Comme en 2011 et comme l'année précédente, le couperet est tombé à la rentrée. « Ça fait trois fois qu'en septembre, l'État nous dit stop, plus de CAE (contrat d'accompagnement dans l'emploi, ndlr) cette année, parce que les quotas sont dépassés », déplore Slimane Kadri, le directeur du club de prévention lillois Itinéraires, pointant un courrier de Pôle emploi annonçant le gel des CAE, hors renouvellements de contrats.
Mais il a beau retourner les chiffres dans tous les sens, il ne trouve pas ce fameux dépassement, au contraire. « En début d'année, on nous annonce 40 CAE - contrats de 24 heures par semaine au Smic, renouvelables trois fois. Or, on est à 25, où sont passés les 15 autres ? » s'interroge-t-il. Selon les bruits de couloir, l'ancien gouvernement aurait largement pioché dans l'enveloppe en début d'année pour faire baisser les chiffres du chômage des jeunes avant les élections. « Ok pour cette année, mais ça ne fonctionne pas pour les deux précédentes », constate toutefois Slimane Kadri.
« Gestion calamiteuse
» Lui a une autre explication et pointe une gestion à la petite semaine des crédits de l'insertion : « Si les chiffres du chômage sont mauvais en début d'année, l'État demande aux préfets d'ouvrir les vannes, sans nous avertir et sans respect des quotas. En juillet, quand les préfets font remonter l'état des dépenses, on leur demande de tenir l'enveloppe allouée en début d'année et ils coupent les robinets... La collectivité qui nous finance nous plombe en même temps par sa gestion calamiteuse ! » Entre temps, l'équipe d'Itinéraires a misé sur 40 contrats, et non 25. Et des engagements ont été pris, vis-à-vis des clients de l'association d'abord.
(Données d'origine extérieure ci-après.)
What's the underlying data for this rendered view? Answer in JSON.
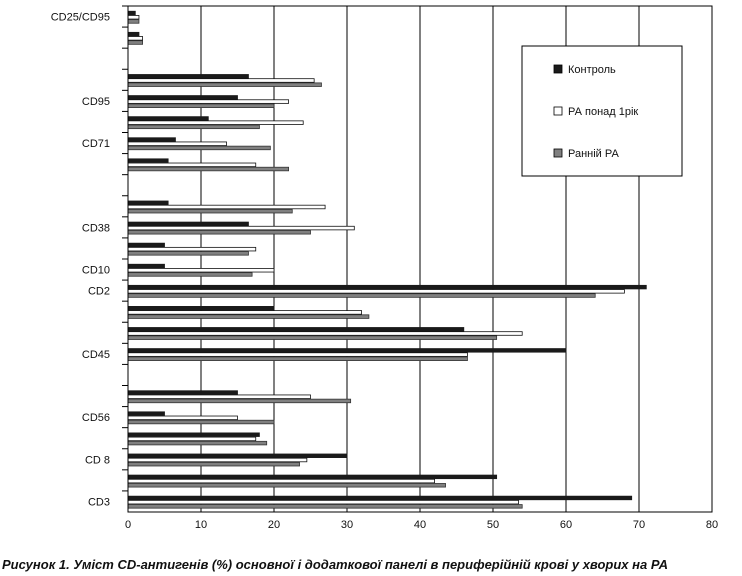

Toute l'année, elle démarche les chantiers où ses jeunes sous contrats aidés peuvent intervenir. « On doit convaincre les entreprises que ces jeunes, peu ou pas formés, vont faire du bon boulot. Et on sait le faire, on sait aller chercher les jeunes qui traînent aux pieds des immeubles et on sait leur faire faire du bon boulot », assure le directeur. Mais aujourd'hui, Itinéraires doit renier ses engagements ou refuser des chantiers.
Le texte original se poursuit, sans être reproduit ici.